Bingo. Ever the faithful Sherpa to his brother and his baggage, Jeb didn't exactly take it like a man and, well, he tweeted. Trump's remark was "pathetic," he wrote. No, Trump tweeted back, "you're pathetic." (I told you no good would come of Twitter.) To borrow from those two, the entire exchange was pathetic.
Then it got worse.
On Sunday's "State of the Union," CNN's Jake Tapper asked Bush the inevitable: "If your brother and his administration bear no responsibility at all, how do you then make the jump that President Obama and Secretary Clinton are responsible for what happened at Benghazi?"
Well, there you go.
What started as a debate taunt escalated into a Twitter war that has become a quagmire of Bush's own making. Trump, meanwhile, has triumphed by making Bush look weak and virtually complicit in his brother's war.

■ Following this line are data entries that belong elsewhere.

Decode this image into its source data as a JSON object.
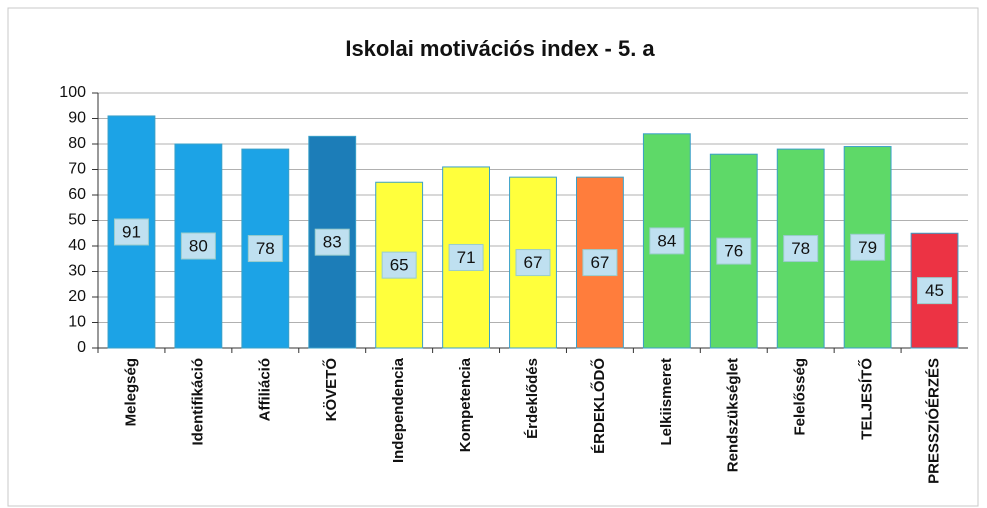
{
  "chart_data": {
    "type": "bar",
    "title": "Iskolai motivációs index - 5. a",
    "categories": [
      "Melegség",
      "Identifikáció",
      "Affiliáció",
      "KÖVETŐ",
      "Independencia",
      "Kompetencia",
      "Érdeklődés",
      "ÉRDEKLŐDŐ",
      "Lelkiismeret",
      "Rendszükséglet",
      "Felelősség",
      "TELJESÍTŐ",
      "PRESSZIÓÉRZÉS"
    ],
    "values": [
      91,
      80,
      78,
      83,
      65,
      71,
      67,
      67,
      84,
      76,
      78,
      79,
      45
    ],
    "colors": [
      "#1ca3e6",
      "#1ca3e6",
      "#1ca3e6",
      "#1c7db8",
      "#ffff3c",
      "#ffff3c",
      "#ffff3c",
      "#ff7d3c",
      "#5ed968",
      "#5ed968",
      "#5ed968",
      "#5ed968",
      "#ec3344"
    ],
    "ylim": [
      0,
      100
    ],
    "yticks": [
      0,
      10,
      20,
      30,
      40,
      50,
      60,
      70,
      80,
      90,
      100
    ],
    "grid": true
  }
}
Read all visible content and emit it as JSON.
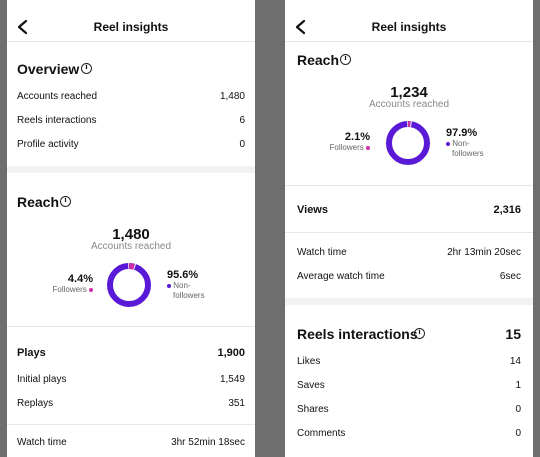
{
  "colors": {
    "primary": "#5a19d6",
    "accent": "#cc2ea8",
    "ring_gap": "#ffffff"
  },
  "screen1": {
    "header": {
      "title": "Reel insights",
      "back_icon": "chevron-left-icon"
    },
    "overview": {
      "title": "Overview",
      "rows": [
        {
          "label": "Accounts reached",
          "value": "1,480"
        },
        {
          "label": "Reels interactions",
          "value": "6"
        },
        {
          "label": "Profile activity",
          "value": "0"
        }
      ]
    },
    "reach": {
      "title": "Reach",
      "total": "1,480",
      "caption": "Accounts reached",
      "followers_pct": "4.4%",
      "followers_label": "Followers",
      "nonfollowers_pct": "95.6%",
      "nonfollowers_label_line1": "Non-",
      "nonfollowers_label_line2": "followers",
      "followers_fraction": 0.044
    },
    "plays": {
      "title": "Plays",
      "value": "1,900",
      "rows": [
        {
          "label": "Initial plays",
          "value": "1,549"
        },
        {
          "label": "Replays",
          "value": "351"
        }
      ]
    },
    "watch": {
      "label": "Watch time",
      "value": "3hr 52min 18sec"
    }
  },
  "screen2": {
    "header": {
      "title": "Reel insights",
      "back_icon": "chevron-left-icon"
    },
    "reach": {
      "title": "Reach",
      "total": "1,234",
      "caption": "Accounts reached",
      "followers_pct": "2.1%",
      "followers_label": "Followers",
      "nonfollowers_pct": "97.9%",
      "nonfollowers_label_line1": "Non-",
      "nonfollowers_label_line2": "followers",
      "followers_fraction": 0.021
    },
    "views": {
      "title": "Views",
      "value": "2,316"
    },
    "watch_rows": [
      {
        "label": "Watch time",
        "value": "2hr 13min 20sec"
      },
      {
        "label": "Average watch time",
        "value": "6sec"
      }
    ],
    "interactions": {
      "title": "Reels interactions",
      "value": "15",
      "rows": [
        {
          "label": "Likes",
          "value": "14"
        },
        {
          "label": "Saves",
          "value": "1"
        },
        {
          "label": "Shares",
          "value": "0"
        },
        {
          "label": "Comments",
          "value": "0"
        }
      ]
    }
  }
}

Tapper further forced Bush to elaborate on an unwinnable position, while essentially setting up a plausible exit for Hillary Clinton just days before her scheduled Benghazi testimony.
One both admires and pities Bush, who surely deserves a worthier adversary than Trump. Once upon a time, it was assumed he'd eventually have one in Clinton, who continues to benefit from Republican infighting.
For what it's worth, a few more words of advice: Before next week's debate, Bush should study Clinton's debate performance, especially when she was asked if she wanted to respond to an opponent's charge against her. Affecting boredom, she won the day with one syllable: "No."
And note: No one challenges Hillary about Bill's actions as president. It's history -- and so is your brother.